Guess what was the first thing I did in the new year, right after supervising the gun-shooting boys in the backyard? It wasn’t drinking bubbly or eating cheesecake, not by a far shot! Oh well, you will never guess. The first thing I did in the year of 2016, 12:01 AM? I helped clean up a puddle in the basement made by a very excited dog who couldn’t hold her bladder in the blasting excitement of the shotgun. I am not superstitious, but it did irritate me a little.
It’s all fresh this morning. It is snowing! At last, at last the precipitation is coming down in acceptable form. We had omelettes for breakfast and French vanilla tea and coffee from Honduras. The dishes are cleared away, the husband went to work, the dog is outside, wistfully looking in, the children get the day off school, and I have a witty memoir to read. All is well.
I have no plans for complicated anything today. I may need to settle some fights and feed a few people and I do hope to clear out the boxes that are stacked in my reading room where the chair is supposed to be. Nine. Nine! Boxes of books for the refugee children. Not to crow, or anything, but you folks who so generously supported my fundraising dream deserve to see what we have done together. There are beginning English flashcards and ABC wipe-cleans and First Hundred Words in English and First Thousand Words in English. There are Thing to Spot and Mazes and sticker books and story books. There are dot to dots and doodle books and lots and lots of science readers full of bright pictures. I took them all out of the boxes and stroked them lovingly. I prayed over those books, and now I am sending them along up the chain. I have no idea what will happen with them all, but thank-you, thank-you, all who shared!

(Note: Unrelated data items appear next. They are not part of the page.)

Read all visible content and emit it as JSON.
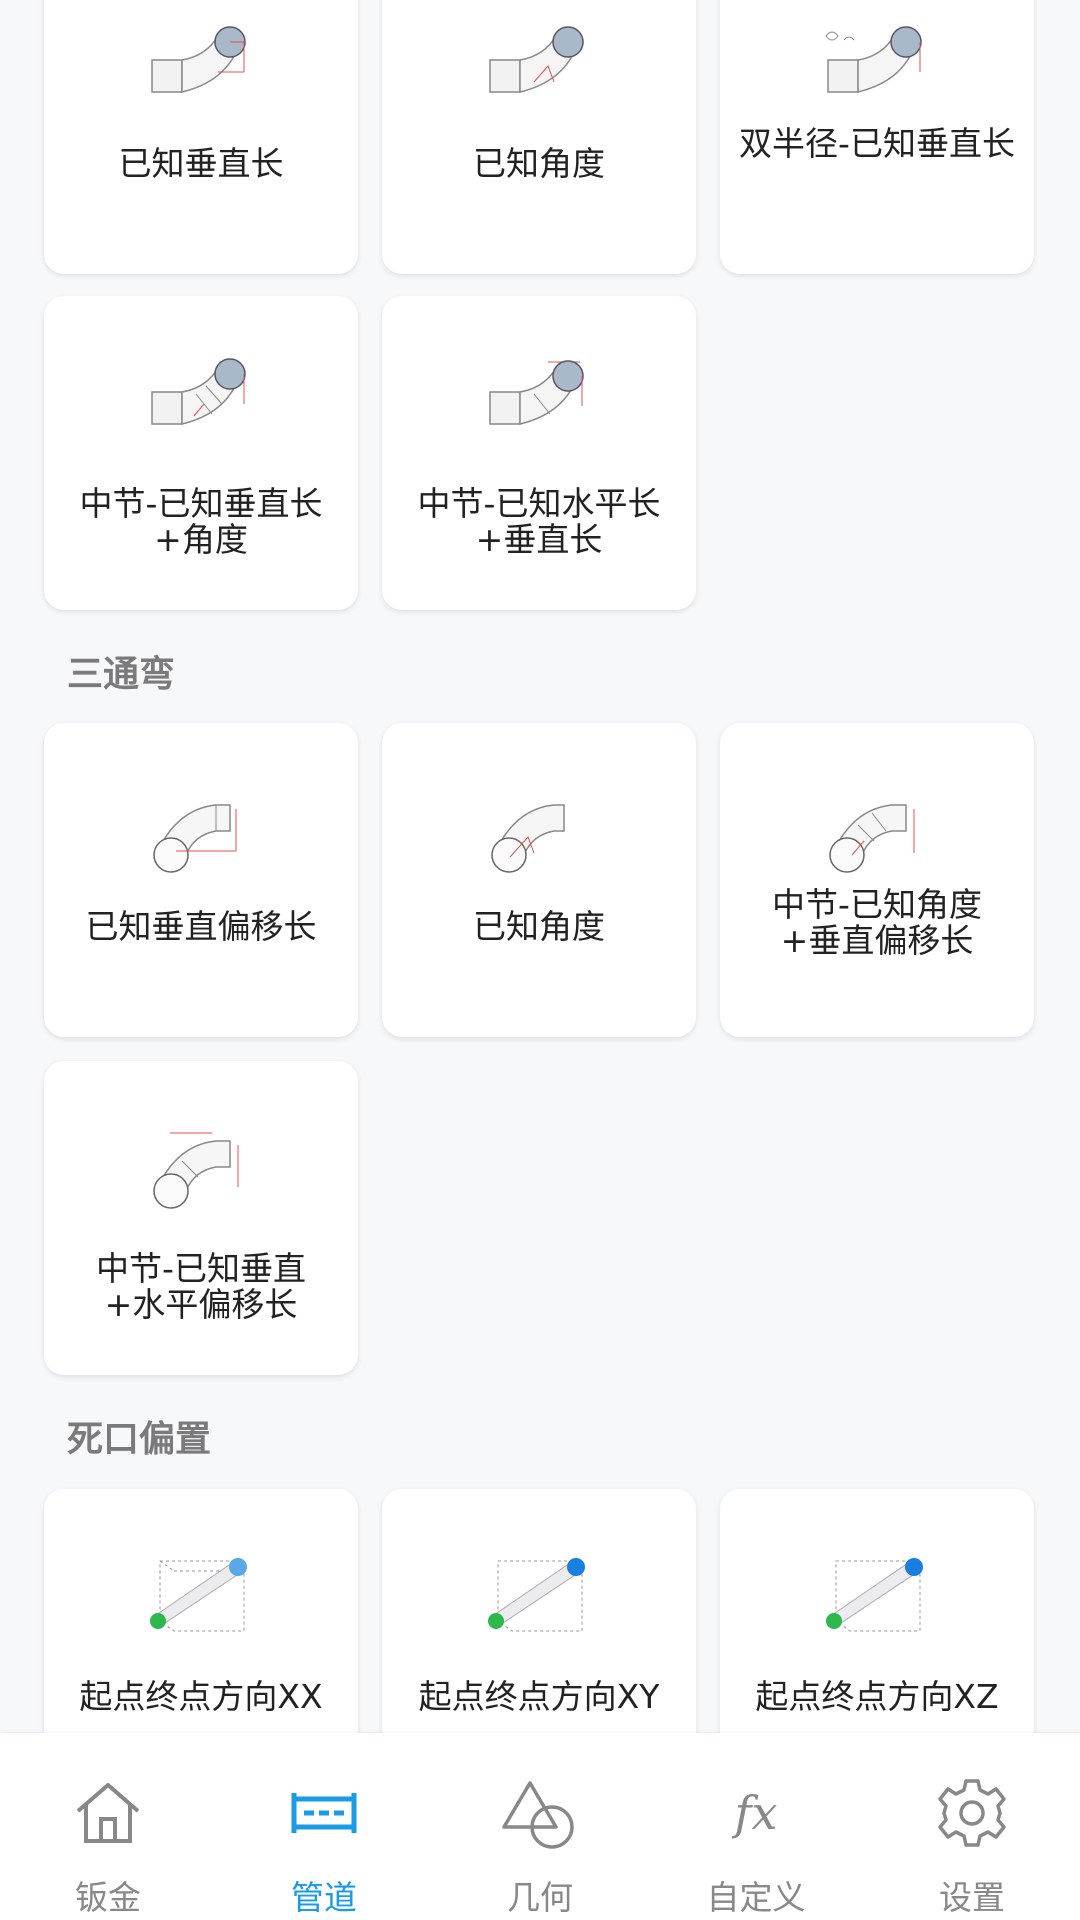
{
  "colors": {
    "accent": "#1a9be6",
    "section_text": "#7a7a7a",
    "tab_inactive": "#888888",
    "pipe_red": "#e05050"
  },
  "sections": {
    "top_cards": [
      {
        "label": "已知垂直长",
        "icon": "elbow-pipe-icon"
      },
      {
        "label": "已知角度",
        "icon": "elbow-pipe-icon"
      },
      {
        "label": "双半径-已知垂直长",
        "icon": "elbow-pipe-icon"
      },
      {
        "label": "中节-已知垂直长\n+角度",
        "icon": "elbow-pipe-icon"
      },
      {
        "label": "中节-已知水平长\n+垂直长",
        "icon": "elbow-pipe-icon"
      }
    ],
    "tee": {
      "title": "三通弯",
      "cards": [
        {
          "label": "已知垂直偏移长",
          "icon": "tee-bend-icon"
        },
        {
          "label": "已知角度",
          "icon": "tee-bend-icon"
        },
        {
          "label": "中节-已知角度\n+垂直偏移长",
          "icon": "tee-bend-icon"
        },
        {
          "label": "中节-已知垂直\n+水平偏移长",
          "icon": "tee-bend-icon"
        }
      ]
    },
    "dead_end": {
      "title": "死口偏置",
      "cards": [
        {
          "label": "起点终点方向XX",
          "icon": "offset-box-icon"
        },
        {
          "label": "起点终点方向XY",
          "icon": "offset-box-icon"
        },
        {
          "label": "起点终点方向XZ",
          "icon": "offset-box-icon"
        }
      ]
    }
  },
  "tabs": [
    {
      "label": "钣金",
      "icon": "home-icon",
      "active": false
    },
    {
      "label": "管道",
      "icon": "pipe-icon",
      "active": true
    },
    {
      "label": "几何",
      "icon": "geometry-icon",
      "active": false
    },
    {
      "label": "自定义",
      "icon": "fx-icon",
      "active": false
    },
    {
      "label": "设置",
      "icon": "gear-icon",
      "active": false
    }
  ]
}
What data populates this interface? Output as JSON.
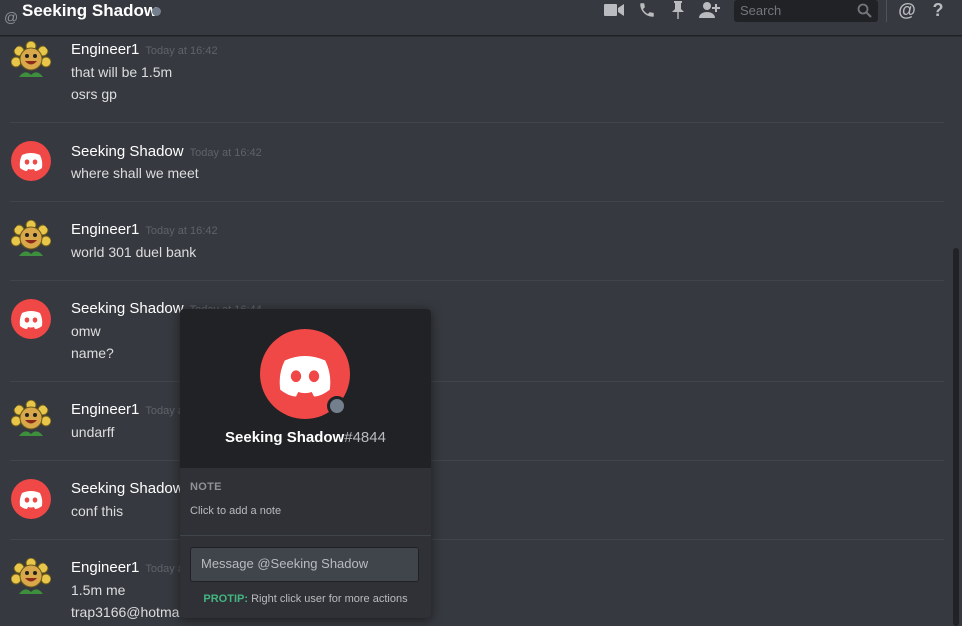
{
  "header": {
    "at_symbol": "@",
    "title": "Seeking Shadow",
    "search_placeholder": "Search",
    "icons": [
      "video-call-icon",
      "voice-call-icon",
      "pin-icon",
      "add-friend-icon",
      "search-icon",
      "mention-icon",
      "help-icon"
    ],
    "mention_glyph": "@",
    "help_glyph": "?"
  },
  "messages": [
    {
      "author": "Engineer1",
      "time": "Today at 16:42",
      "lines": [
        "that will be 1.5m",
        "osrs gp"
      ],
      "avatar": "flower"
    },
    {
      "author": "Seeking Shadow",
      "time": "Today at 16:42",
      "lines": [
        "where shall we meet"
      ],
      "avatar": "discord-red"
    },
    {
      "author": "Engineer1",
      "time": "Today at 16:42",
      "lines": [
        "world 301 duel bank"
      ],
      "avatar": "flower"
    },
    {
      "author": "Seeking Shadow",
      "time": "Today at 16:44",
      "lines": [
        "omw",
        "name?"
      ],
      "avatar": "discord-red"
    },
    {
      "author": "Engineer1",
      "time": "Today at 16:44",
      "lines": [
        "undarff"
      ],
      "avatar": "flower"
    },
    {
      "author": "Seeking Shadow",
      "time": "",
      "lines": [
        "conf this"
      ],
      "avatar": "discord-red"
    },
    {
      "author": "Engineer1",
      "time": "Today at 16:45",
      "lines": [
        "1.5m me",
        "trap3166@hotma"
      ],
      "avatar": "flower"
    }
  ],
  "popout": {
    "username": "Seeking Shadow",
    "discriminator": "#4844",
    "note_header": "NOTE",
    "note_placeholder": "Click to add a note",
    "message_placeholder": "Message @Seeking Shadow",
    "protip_label": "PROTIP:",
    "protip_text": " Right click user for more actions"
  },
  "colors": {
    "background": "#36393f",
    "popout_dark": "#202225",
    "discord_red": "#f04747",
    "offline_gray": "#747f8d",
    "protip_green": "#43b581"
  }
}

There are a few things I want to do this year. Topmost among my goals, of course, is being a keeper of our home. Keepers (think zookeepers) feed and water and clean out stinky stuff and make habitats that are welcoming. I see this as a life work, with no apologies to anybody who thinks it is impossibly restricted and limiting. It is harder than you think. Can I hear an amen from the mothers present? Yesterday my little girls drew pictures for me:
This is how they see life right now and it makes me very glad. I am not raising my children in a bubble of happy, where nothing nasty ever happens. I show them sad pictures in the news and we pray for homeless people and broken situations. They know that these things are possibilities. But I am fighting fiercely for their innocence, for their purity, for their emotional stability. I am working toward kindness and honesty and no name-calling.
Recently we had a discussion about secret sins, Gabe explaining to the children that this is when we do things that we think nobody will find out. Like cheat on homework, or sneak someone else’s chocolate, or poach things out of the fridge when Mama isn’t looking. We all looked at Rita and grinned and she said, “Oh, yeah, I have secret sins. I mean, no, I just have secrets! Plans and stuff.” Those plans do include my sewing scissors oftener than I like. There is still much to do this year!
I want to write more. When I started selling Usborne books in August, my writing and reading took a hit, which is kind of ironic. I missed it. And I didn’t even read to the children as much anymore because I was busily getting books into other children’s hands. I love selling the books, but I am setting up some parameters for myself, having established the fact that we will never get rich from what I am doing, judging by the numbers at year’s end. It’s a part time job for me, one I love, with a steadily accumulating stash of wonderful books in my reading room. But I am not willing to let other creative outlets be stifled, so I signed up for two things to aid all of us in the house.
The children are doing a 31 day Read Aloud Challenge in January. It’s not too strenuous, but we will probably take some extra trips to the library. They are fondly hoping to win a Kindle, or at least a $20 Amazon gift card.
I signed myself up for a WordPress writing challenge in February, which coincides nicely with my annual daily posts in the short month. I am also continuing my daily diary entries. I actually made it without skipping one day last year, although sometimes I had to catch up a week at a time. Most of the days were not brilliant, but they got a record anyway.
That is life, isn’t it? I think the past is like a compost heap: The bumper crops are represented by piles of husks and peelings. The weeds that got pulled out are thrown in there too, all decaying together into something that becomes very useful indeed when applied to the gardening efforts of the present. It all matters when we recycle the past and learn from what went right and what went wrong. The future will be richer and wiser, the crops better for the organic matter gained by experience. With that inspiring analogy, I will add just one funny story.
I was at Goodwill with Livvy, standing at check-out behind an elderly grandmotherly sort of lady. They were running a special, an extra 20% off for anyone over 55. The cashier asked, “So, do you qualify for our sale today?” Obviously, yes, I thought. Then it was my turn. “So, do you qualify for our sale today?” I couldn’t help it. I laughed in her face. No. Obviously, no. But I am getting there as fast as I can!